If you're wondering yes, I'm still getting a new goat because I'm sure this will be Leta's last year. She didn't milk real well last year and she has never been as healthy as my other goats. Pudge can still stick around if she changes her attitude and straightens around health wise. Her days are numbered though being ten years old.

As I've thought back what I've done different leading up to the breeding season, the only thing was a change in where I purchased my hay. We had to buy some from a different rancher to fill in until ours was baled and then we spent a while using it up. Different ranch, different soil. I did notice a change in the condition of our goats on it but they were at that time getting grain and being milked. When the hay from our usual hay guy came, I combined the two, to up the goat's conditioning. Obviously I should of just switched and given the other rancher's hay to the beef and horse and not the goats. That new hay might of cost us a bit less but in the end it will cost us more with nutrient supplements and possibly trouble during kidding. It has definitely caused it's share of frustration.

When someone tells you goats can eat anything, they're ignorant. Goat's nutrition is simply different. They can eat things cattle, and horse can't and get by but the same can be said the other way around. My horse and beef did fine on the hay but the goat's lost weight. The neighbor's horses and cattle are eating it and doing fine.

So I'm doing a condition rating on my goats today and Ill let you know how they're doing. I can see Leta is drifting downward and I want to take the time and get my hands on her and really check her out thoroughly. Her protruding belly may be misleading me on the level of her condition.

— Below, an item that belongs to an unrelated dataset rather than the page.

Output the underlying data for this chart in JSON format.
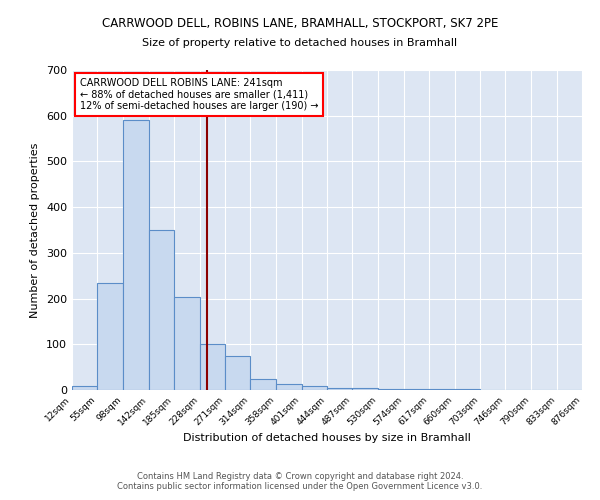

Our children showed goats, beef, sheep, pigs, and poultry at fair for the sixteen years when they were in 4-H or FFA and always did very well. You have to learn about conditioning to stay competative and we were pleased when judges publicly pointed out how well our animals were conditioned. I know what to look for in the different species but how to explain it to you I'm a little iffy on so I found a good explaination at the Washington State University site and I'll go take pictures to assist in my explaination. The conditioning also naturally changes during the different periods of pregnancy and lactation so different levels are exceptable at different times but that's information for another post.

Before I close, I want to say a big thank you to Linda for sending me on a new Internet search and pointing me in the right direction. I've found many blogs in different states that treated their goats routinely for copper insufficiency and one site said Arizona had lots of problems with it. I wouldn't know.

Oh there are other problems in this area of the country but copper difficiency I havent heard about. Selinium on the other hand is a Golilocks mix of too high, too low, and just right depending on what plot of land your referring to around the county. Earl, an old rancher use to say that if you have stock you'll never quit learning. He had been telling me about the year an unsettling number of his lambs were cyclomped, one eye in the middle of their head. It was traced back to a new kind of weed growing in abundance in the pasture. Wish I could remember what it was. Other years it would be something else that he'd never dealt with before and so it goes if you raise livestock you had better love learning.